Giving me a disappointed stare she made her way back to the door to exit my room.
"Thanks to you I had I explained Baba that you were not feeling well indicating you were on your monthly periods so Baba told me to tell you take a day off from hospital."
Shaking my head at my rudeness towards her I just made my way towards my bed and grabbed my belongings. I partially can't deal with myself I need to sort out my thoughts first or god knows what'll I'll do.
Unlocking my phone I stare at the screen.
Several missed calls from 'hamza♡' showed on notification bar along with many msgs making me scowl in displeasure.
'Fuck you'
Opening his contact I directly tabed the blocked button and felt peace in my heart along with my mind.
Step number 1 done.
°♡°♡°♡°♡°♡°
"Oh you're up there, alizay told me you weren't feeling good enough and came early ?"
Stepping the last stair I heard Babas voice question me, making me glance at him with a forced smile
"Ji Baba my body was aching and bad headache nothing important for you to worry. Just take care of yourself ok?"

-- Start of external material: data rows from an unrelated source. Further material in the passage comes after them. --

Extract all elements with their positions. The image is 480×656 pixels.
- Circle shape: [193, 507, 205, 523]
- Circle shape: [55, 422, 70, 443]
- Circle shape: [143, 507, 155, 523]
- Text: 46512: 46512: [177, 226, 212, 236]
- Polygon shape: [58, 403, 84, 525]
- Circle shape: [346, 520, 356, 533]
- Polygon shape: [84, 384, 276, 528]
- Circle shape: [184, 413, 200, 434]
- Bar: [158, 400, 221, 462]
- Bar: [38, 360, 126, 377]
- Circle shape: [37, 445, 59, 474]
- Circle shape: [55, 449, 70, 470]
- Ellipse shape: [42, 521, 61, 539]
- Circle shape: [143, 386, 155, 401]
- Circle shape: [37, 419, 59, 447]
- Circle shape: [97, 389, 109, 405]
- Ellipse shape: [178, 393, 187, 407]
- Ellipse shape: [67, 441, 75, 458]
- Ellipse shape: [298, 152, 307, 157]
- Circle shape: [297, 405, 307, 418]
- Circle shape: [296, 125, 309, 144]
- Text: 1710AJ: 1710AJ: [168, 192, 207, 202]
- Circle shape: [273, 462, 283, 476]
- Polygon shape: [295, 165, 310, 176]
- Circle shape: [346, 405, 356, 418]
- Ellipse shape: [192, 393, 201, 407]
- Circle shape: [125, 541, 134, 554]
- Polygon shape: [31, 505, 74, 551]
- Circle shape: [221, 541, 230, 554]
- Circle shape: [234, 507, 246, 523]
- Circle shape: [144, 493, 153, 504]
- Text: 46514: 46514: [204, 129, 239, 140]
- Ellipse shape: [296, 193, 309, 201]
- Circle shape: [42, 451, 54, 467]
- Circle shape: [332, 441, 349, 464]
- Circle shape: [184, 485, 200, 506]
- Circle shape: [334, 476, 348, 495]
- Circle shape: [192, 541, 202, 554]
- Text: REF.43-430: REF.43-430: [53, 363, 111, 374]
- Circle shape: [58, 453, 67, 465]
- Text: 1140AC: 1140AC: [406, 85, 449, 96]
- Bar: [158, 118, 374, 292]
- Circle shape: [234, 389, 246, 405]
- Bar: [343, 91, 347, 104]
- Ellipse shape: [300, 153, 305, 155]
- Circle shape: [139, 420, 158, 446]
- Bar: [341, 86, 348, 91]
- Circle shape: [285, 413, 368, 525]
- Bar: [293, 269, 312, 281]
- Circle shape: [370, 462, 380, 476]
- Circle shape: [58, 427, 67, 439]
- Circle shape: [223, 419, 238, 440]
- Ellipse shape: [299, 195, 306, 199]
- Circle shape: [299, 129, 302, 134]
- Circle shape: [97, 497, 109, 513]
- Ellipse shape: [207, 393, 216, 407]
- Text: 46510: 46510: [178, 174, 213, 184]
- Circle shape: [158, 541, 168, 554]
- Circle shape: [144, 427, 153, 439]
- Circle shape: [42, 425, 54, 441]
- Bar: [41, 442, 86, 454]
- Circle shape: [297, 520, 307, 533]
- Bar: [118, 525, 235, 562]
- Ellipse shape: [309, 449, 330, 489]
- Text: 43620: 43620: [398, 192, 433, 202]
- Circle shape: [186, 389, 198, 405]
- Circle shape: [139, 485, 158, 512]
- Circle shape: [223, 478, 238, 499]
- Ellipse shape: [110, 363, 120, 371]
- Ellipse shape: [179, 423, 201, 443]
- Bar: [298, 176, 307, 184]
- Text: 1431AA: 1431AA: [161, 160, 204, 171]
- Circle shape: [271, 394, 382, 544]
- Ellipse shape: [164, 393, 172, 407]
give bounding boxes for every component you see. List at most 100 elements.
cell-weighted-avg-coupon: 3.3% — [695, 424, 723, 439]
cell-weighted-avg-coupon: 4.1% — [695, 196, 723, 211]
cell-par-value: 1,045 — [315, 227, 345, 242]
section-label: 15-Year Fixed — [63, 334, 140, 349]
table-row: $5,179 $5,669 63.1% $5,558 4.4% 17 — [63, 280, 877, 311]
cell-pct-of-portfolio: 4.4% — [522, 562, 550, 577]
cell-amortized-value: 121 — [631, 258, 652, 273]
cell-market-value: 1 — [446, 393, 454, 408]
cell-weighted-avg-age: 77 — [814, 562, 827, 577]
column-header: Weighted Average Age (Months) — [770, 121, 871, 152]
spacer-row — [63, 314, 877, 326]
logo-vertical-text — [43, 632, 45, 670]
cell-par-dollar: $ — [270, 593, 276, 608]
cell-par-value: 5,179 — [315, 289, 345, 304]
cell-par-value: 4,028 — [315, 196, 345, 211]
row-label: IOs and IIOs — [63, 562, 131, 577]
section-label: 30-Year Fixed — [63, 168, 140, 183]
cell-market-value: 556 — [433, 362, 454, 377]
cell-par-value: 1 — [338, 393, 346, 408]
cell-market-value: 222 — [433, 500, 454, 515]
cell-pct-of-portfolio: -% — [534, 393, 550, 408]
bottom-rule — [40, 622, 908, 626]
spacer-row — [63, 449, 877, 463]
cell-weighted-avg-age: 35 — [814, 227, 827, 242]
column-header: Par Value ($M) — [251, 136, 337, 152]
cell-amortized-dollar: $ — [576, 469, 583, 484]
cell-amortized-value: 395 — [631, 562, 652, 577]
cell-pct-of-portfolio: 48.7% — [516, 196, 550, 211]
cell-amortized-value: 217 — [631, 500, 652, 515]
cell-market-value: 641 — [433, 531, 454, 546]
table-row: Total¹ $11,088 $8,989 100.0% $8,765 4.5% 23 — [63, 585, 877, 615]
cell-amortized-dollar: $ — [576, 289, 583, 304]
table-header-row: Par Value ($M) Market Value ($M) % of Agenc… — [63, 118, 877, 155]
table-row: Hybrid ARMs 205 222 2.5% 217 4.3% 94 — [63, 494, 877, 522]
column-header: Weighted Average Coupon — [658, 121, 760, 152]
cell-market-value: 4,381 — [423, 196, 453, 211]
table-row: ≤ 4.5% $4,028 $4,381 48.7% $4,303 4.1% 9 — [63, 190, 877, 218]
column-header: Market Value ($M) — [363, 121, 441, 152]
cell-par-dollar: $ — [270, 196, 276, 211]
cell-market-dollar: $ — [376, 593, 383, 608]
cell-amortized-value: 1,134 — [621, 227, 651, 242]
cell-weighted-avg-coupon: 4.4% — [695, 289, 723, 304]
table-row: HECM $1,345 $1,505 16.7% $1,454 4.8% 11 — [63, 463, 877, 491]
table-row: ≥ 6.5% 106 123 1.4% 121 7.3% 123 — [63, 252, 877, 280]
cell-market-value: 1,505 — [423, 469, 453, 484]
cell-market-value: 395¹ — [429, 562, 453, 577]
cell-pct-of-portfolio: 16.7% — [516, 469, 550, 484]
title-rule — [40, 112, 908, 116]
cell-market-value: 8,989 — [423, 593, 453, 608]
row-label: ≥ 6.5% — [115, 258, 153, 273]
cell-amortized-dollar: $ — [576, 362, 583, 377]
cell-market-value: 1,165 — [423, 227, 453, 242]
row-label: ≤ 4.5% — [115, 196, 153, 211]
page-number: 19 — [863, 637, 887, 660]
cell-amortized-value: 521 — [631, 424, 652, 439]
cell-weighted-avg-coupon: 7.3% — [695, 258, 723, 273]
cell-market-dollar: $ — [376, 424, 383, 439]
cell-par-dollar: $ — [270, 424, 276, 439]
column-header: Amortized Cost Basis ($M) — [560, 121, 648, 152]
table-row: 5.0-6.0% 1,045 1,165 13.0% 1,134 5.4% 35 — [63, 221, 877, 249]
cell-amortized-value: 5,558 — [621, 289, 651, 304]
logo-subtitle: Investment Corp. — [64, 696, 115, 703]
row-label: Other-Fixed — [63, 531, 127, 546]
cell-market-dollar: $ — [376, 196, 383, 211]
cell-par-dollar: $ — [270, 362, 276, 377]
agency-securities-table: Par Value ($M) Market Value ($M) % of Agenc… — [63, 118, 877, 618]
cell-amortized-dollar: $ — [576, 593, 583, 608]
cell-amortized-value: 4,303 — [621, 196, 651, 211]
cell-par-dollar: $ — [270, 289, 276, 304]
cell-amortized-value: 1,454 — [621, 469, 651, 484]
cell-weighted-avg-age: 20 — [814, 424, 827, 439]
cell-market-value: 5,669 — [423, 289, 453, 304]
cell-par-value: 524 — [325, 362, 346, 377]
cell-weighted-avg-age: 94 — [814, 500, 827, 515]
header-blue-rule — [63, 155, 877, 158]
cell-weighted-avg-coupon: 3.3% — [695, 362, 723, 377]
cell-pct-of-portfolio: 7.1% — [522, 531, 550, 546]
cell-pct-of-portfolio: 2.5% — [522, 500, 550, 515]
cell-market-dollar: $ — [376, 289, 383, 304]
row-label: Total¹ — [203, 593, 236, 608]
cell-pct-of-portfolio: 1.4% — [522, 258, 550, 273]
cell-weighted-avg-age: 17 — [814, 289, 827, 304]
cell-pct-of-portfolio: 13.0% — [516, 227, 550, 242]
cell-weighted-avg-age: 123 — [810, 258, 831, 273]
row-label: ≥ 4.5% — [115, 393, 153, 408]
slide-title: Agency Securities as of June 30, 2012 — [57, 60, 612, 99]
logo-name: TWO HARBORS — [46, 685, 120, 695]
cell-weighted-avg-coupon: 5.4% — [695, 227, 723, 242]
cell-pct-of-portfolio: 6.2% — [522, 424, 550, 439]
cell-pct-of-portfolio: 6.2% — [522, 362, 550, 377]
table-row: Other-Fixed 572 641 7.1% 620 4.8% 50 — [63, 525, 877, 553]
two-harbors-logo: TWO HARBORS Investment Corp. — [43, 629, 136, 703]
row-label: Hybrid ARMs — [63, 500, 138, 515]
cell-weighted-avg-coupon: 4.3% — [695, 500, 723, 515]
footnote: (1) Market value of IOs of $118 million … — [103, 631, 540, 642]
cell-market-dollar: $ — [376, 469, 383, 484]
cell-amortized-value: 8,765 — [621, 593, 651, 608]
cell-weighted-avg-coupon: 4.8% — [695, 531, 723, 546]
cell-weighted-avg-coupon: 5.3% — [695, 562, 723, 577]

Smiling I gave him a hug which he replied by placing a peck on my forehead.
"Baba today I'll be late so be sure to let alizay know"
" I would say take a rest but afforded your duty comes first"
Smiling at him I made my way towards the door.
°♡°♡°♡°♡°♡°
Entering the city hospital, I was greeted by the pristine white walls adorned with informative charts and diet posters. Along the walls, benches were placed for individuals to patiently wait for their turn. Numerous rooms were lined on both sides, each with a number plate on its wooden door.
As I made my way through the room, I reached room 243, also known as the staff room.
"Good morning, Dr. Inya," my boss's stoic voice startled me, causing me to look up and meet his piercing gaze.
My boss, who was in his late 50s, had a appearance that easily revealed his age. His grumpy nose held his glasses firmly, while his lips were always set in a thin line. The excess weight he carried seemed to accumulate in his stomach, giving him the appearance of being five months pregnant.
"What a way to start the day," I thought to myself. "My luck is truly terrible."
"Good morning, sir," I replied politely, offering a small smile as I stepped further into the room.
"Dr. Inaya, you're late as always," he remarked, glancing at his wristwatch and then directing his stern gaze back at me.
"Well, sir, I'm truly sorry... there was heavy traffic, you know," I mumbled quietly, hoping he would believe my excuse.
Shaking his head in disbelief, he continued in his stoic voice, "Dr. Inaya, I came here to inform you about some arrangements made by the higher-ups. You have been selected for a field trip along with other intern doctors to gain future experience. We are scheduled to leave for London in two days, so please clear your schedule and inform your parents. Hopefully, there won't be any complications."
The news left me speechless. Wow.
"There is an event organized by the Pediatric Cancer Health Organization, and several billionaires will be attending to donate money. We have been given the opportunity to organize this event, which is why half of our staff, including you, will be going," Dr. Aslam explained, looking at me expectantly. I nodded along, silently urging him to finish and leave. I understood now. Shoo.
"Make sure you submit your passport and other important documents by tomorrow. Have a nice day."
As he uttered those words, he strolled by me, causing a wide grin to spread across my face. I couldn't help but steal a quick glance at Ramsha, my coworker, who reciprocated with a playful wink and mirrored my elated expression.
It seems my life has been filled with quite a bit of excitement lately. Hopefully, I won't encounter any further dramatic episodes in the days to come.